Immagino il disagio di quei senatori a vita che della Repubblica furono ingranaggi del motore che assistono oggi, fra la noia e lo sconcerto, al teatrino della politica di fine impero. Il dibattito sul piano culturale e morale è a livello talmente basso da diventare irrilevante. Al limite fastidioso. I giochi sono altri, lo sentono loro lo percepiamo perfino noi spettatori distanti. Noi che cerchiamo di ridare un senso a cose che senso non ne hanno più. Noi che cerchiamo di informarci e informare, noi che cerchiamo di raccontare pezzi, piccoli, di questo Paese. Noi che cerchiamo di riappropriarci di parole che ci sono state scippate non dalla storia ma da una manica di furbetti. Politica, cultura, classe, lavoro, giustizia. E poi ancora sogno e utopia. Una speranza. La speranza di far ritornare alla normalità questo Paese. La sfida è proprio questa: la riconquista di una normalità. Senza spettacolo e scenari di cartone a uso e consumo di folle presunte di supporter al leader di turno. La nostra vita non è una sequenza di spot.

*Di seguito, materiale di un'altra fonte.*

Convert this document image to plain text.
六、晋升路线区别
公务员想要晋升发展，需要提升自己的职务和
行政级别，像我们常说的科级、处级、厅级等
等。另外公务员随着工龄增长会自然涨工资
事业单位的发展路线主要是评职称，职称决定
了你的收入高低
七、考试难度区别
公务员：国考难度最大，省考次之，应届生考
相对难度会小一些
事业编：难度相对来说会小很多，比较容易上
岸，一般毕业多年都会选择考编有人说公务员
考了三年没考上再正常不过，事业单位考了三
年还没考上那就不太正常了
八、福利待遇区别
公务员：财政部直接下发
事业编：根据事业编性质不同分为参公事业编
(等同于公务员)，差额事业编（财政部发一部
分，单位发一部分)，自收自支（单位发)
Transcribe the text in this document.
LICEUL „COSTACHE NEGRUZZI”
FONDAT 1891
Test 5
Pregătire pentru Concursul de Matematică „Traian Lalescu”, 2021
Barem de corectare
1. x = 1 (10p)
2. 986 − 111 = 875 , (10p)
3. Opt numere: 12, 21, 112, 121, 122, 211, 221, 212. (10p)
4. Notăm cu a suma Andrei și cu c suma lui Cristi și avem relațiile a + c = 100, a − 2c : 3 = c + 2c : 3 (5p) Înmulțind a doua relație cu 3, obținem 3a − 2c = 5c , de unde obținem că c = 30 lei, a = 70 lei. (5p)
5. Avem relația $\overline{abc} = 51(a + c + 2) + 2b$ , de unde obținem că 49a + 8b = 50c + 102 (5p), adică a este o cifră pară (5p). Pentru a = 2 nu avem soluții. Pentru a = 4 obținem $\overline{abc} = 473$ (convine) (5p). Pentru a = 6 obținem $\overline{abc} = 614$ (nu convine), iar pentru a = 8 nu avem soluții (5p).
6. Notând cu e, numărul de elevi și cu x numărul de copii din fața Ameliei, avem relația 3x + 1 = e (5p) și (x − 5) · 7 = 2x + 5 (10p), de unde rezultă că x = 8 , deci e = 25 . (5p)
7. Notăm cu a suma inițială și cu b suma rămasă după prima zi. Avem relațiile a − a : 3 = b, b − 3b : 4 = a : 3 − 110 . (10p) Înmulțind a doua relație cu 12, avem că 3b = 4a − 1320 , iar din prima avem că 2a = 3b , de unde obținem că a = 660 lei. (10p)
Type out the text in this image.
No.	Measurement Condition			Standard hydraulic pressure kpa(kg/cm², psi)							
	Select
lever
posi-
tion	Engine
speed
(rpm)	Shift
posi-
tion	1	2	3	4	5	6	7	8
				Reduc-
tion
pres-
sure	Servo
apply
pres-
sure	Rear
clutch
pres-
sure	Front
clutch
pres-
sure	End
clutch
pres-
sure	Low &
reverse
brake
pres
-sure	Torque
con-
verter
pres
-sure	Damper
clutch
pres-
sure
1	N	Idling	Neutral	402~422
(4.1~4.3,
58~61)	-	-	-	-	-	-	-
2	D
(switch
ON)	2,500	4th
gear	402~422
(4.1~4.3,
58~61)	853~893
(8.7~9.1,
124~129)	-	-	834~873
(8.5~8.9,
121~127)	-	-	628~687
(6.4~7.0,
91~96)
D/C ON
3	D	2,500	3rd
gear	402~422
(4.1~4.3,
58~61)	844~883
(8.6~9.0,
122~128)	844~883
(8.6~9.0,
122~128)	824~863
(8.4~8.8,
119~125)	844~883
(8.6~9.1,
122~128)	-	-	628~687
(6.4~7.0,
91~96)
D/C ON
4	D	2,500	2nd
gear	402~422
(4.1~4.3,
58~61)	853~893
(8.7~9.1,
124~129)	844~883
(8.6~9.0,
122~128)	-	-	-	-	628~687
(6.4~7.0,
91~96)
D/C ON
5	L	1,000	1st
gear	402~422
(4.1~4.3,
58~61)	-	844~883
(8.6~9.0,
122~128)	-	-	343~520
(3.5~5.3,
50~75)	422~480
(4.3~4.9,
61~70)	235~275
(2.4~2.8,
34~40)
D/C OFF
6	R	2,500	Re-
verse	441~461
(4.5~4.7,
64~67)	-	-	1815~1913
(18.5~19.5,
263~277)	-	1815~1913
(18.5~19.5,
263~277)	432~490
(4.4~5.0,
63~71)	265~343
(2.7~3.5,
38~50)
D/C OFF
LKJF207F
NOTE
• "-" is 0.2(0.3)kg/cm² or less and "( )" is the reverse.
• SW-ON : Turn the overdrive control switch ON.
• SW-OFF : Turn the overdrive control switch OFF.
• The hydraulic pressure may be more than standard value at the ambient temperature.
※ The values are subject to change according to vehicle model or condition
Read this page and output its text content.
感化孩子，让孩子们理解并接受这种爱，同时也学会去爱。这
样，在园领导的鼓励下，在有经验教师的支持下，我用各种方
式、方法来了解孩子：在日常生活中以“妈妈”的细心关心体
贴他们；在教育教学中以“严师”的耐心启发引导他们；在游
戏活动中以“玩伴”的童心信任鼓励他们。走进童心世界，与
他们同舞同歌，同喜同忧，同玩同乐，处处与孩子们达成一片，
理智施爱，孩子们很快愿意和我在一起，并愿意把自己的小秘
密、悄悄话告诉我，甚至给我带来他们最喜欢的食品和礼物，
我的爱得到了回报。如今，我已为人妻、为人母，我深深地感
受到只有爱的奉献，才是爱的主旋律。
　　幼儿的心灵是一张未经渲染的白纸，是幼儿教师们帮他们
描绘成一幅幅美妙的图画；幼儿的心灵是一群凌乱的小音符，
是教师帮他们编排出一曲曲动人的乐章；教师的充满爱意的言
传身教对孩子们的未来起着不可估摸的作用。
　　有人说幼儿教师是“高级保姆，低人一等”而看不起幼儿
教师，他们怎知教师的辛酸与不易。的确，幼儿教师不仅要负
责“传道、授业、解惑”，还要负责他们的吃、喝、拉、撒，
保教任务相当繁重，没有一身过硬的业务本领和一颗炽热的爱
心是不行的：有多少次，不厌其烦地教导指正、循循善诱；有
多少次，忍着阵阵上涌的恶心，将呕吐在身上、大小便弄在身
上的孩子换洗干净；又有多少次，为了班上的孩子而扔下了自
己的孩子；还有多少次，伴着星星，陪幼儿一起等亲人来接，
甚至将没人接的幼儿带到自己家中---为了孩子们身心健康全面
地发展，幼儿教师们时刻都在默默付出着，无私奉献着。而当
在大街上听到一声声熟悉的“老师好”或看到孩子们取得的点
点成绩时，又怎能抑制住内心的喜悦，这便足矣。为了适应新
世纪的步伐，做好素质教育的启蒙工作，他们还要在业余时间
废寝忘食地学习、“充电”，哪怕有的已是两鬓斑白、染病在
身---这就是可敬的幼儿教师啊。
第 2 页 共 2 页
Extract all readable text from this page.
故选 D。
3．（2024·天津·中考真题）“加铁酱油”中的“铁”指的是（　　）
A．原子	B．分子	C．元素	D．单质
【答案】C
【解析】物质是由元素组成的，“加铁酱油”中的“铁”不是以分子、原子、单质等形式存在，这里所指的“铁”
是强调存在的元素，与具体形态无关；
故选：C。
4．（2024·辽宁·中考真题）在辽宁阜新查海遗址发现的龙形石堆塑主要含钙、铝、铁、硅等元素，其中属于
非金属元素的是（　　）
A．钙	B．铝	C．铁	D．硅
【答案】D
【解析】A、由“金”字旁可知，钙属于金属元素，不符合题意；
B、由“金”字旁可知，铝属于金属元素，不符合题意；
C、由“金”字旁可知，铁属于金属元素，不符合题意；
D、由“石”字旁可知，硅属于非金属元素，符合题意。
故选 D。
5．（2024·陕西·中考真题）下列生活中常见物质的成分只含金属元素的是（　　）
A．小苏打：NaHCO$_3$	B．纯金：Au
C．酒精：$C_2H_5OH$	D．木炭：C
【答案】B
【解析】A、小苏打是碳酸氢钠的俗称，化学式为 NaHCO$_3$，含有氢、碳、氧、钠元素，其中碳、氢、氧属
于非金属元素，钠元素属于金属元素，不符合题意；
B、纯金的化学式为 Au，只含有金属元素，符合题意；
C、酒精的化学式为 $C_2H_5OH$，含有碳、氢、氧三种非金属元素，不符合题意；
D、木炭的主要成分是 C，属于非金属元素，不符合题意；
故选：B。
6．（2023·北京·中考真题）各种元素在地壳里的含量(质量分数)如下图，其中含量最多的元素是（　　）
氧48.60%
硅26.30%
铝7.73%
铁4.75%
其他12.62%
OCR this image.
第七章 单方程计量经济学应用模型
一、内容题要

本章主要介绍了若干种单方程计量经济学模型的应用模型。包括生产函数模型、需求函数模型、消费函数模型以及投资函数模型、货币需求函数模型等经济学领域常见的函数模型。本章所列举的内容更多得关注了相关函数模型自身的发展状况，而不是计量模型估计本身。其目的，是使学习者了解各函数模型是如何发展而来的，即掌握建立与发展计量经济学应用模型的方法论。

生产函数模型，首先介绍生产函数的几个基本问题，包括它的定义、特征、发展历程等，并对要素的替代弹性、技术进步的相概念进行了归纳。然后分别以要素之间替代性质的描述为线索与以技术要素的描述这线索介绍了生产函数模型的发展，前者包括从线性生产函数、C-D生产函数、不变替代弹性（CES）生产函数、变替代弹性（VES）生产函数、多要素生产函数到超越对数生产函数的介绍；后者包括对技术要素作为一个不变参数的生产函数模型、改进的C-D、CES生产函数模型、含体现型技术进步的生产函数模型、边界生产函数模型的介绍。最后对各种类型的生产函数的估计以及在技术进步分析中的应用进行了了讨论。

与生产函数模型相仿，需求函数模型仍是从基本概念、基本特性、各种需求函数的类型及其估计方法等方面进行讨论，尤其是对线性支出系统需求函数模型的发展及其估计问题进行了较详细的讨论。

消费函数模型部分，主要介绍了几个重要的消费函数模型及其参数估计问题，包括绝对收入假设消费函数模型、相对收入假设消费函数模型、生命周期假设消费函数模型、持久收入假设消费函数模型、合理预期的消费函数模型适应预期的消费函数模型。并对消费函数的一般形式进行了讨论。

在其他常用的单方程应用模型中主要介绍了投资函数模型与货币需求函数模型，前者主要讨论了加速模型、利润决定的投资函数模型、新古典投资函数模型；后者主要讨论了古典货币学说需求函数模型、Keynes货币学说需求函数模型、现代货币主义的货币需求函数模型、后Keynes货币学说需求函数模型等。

La settimana che inizia oggi sarà decisiva. Speriamo. Sulla tenuta del governo, sulla vicenda Fiat in Serbia, sulla credibilità economica dell’Italia sul piano internazionale (e qui solo a pensarci c’è da tremare). Non ci attende un agosto di riposo. Non avremo un mese di ferie per ricaricarci, per riflettere, per ritrovare l’energia necessaria ad affrontare un autunno che sarà rovente sia sul piano sociale che politico. Noi, cittadini di questo Paese che non si riconosce più neppure nella nazionale di calcio, dovremo fare ancora uno sforzo. Quello di non mollare. Di non cedere allo sconforto. Di non delegare al ceto politico, a questo ceto, il nostro futuro personale e collettivo.